In the study, a three gram intravenous infusion of vitamin C quickly lowered blood pressure in patients with high blood pressure. The researchers showed that the vitamin C corrected the imbalanced excessive activity of sympathetic nerves (fight or flight type feelings of anger, irritation, and anxiety). Proper blood pressure requires a balance between stimulation and relaxation. In high blood pressure situations the stimulation is oftentimes inappropriately excessive, leading to nerve induced tension that keeps blood pressure up. This study shows that vitamin C can actually fix the source of the problem.

The study is quite interesting for a couple of reasons. For one, we know that all mammals except humans synthesize vitamin C from glucose in times of stress. We also know that the reason humans don’t do this is because of an abnormal gene mutation that affects all humans – meaning that it is abnormal that we don’t make vitamin C. By the way, I believe this is one reason that many people crave sugar when they are under stress (sugar cravings are sometimes a sign of a vitamin C deficiency). It is quite clear that the cardiovascular system is one body system that is particularly strained by the lack of vitamin C. I should point out that vitamin C is also needed for the collagen remodeling that maintains the integrity of your arteries.

The other reason relates to the politics of Big Pharma, which routinely tries to attack vitamin C and E in an effort to sell toxic cardiovascular drugs. This is one more study showing just how important vitamin C is to your cardiovascular health. Vitamin C is known to work synergistically with bioflavonoids such as quercetin, resveratrol, and grape seed extract to promote collagen rejuvenation and antioxidant function.

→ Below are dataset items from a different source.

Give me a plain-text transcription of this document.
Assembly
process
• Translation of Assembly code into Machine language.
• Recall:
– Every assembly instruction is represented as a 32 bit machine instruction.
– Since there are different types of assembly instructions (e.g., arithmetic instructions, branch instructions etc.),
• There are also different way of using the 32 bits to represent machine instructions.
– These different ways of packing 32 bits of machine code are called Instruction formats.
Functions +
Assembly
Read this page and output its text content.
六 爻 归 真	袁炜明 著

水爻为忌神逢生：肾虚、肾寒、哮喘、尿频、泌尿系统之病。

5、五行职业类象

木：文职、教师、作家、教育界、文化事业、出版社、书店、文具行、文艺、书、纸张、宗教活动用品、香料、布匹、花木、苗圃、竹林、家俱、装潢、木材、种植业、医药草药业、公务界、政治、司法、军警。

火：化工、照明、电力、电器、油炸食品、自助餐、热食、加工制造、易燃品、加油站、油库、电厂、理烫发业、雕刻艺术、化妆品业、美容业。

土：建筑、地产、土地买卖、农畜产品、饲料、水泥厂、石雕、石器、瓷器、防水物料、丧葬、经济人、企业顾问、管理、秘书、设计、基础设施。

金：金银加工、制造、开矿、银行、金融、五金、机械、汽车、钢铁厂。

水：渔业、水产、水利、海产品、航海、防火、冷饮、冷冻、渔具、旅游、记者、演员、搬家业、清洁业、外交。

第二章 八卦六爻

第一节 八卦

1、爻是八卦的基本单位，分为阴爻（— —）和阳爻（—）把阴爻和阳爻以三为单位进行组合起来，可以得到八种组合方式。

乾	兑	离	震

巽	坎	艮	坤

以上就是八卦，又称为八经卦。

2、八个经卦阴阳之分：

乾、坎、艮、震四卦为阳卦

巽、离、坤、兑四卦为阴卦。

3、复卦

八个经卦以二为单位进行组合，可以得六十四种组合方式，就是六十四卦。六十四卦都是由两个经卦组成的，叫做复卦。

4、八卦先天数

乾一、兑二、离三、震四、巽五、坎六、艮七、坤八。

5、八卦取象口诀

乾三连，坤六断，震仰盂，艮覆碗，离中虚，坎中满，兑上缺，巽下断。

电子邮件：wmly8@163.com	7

Individuals under high stress, especially if blood pressure is elevated, should seek to find a higher intake of vitamin C. That will help them have more capacity to deal with stress without adverse health consequences of wear and tear. This could readily be doses in the range of 3,000 mg to 10,000 mg per day. Start with a lower dose and work up gradually to allow your digestive tract to get used to higher vitamin C intake. Always settle on a dose that is lower than that which may cause diarrhea. Optimizing vitamin C intake is a key anti-aging strategy, and especially important for stress management.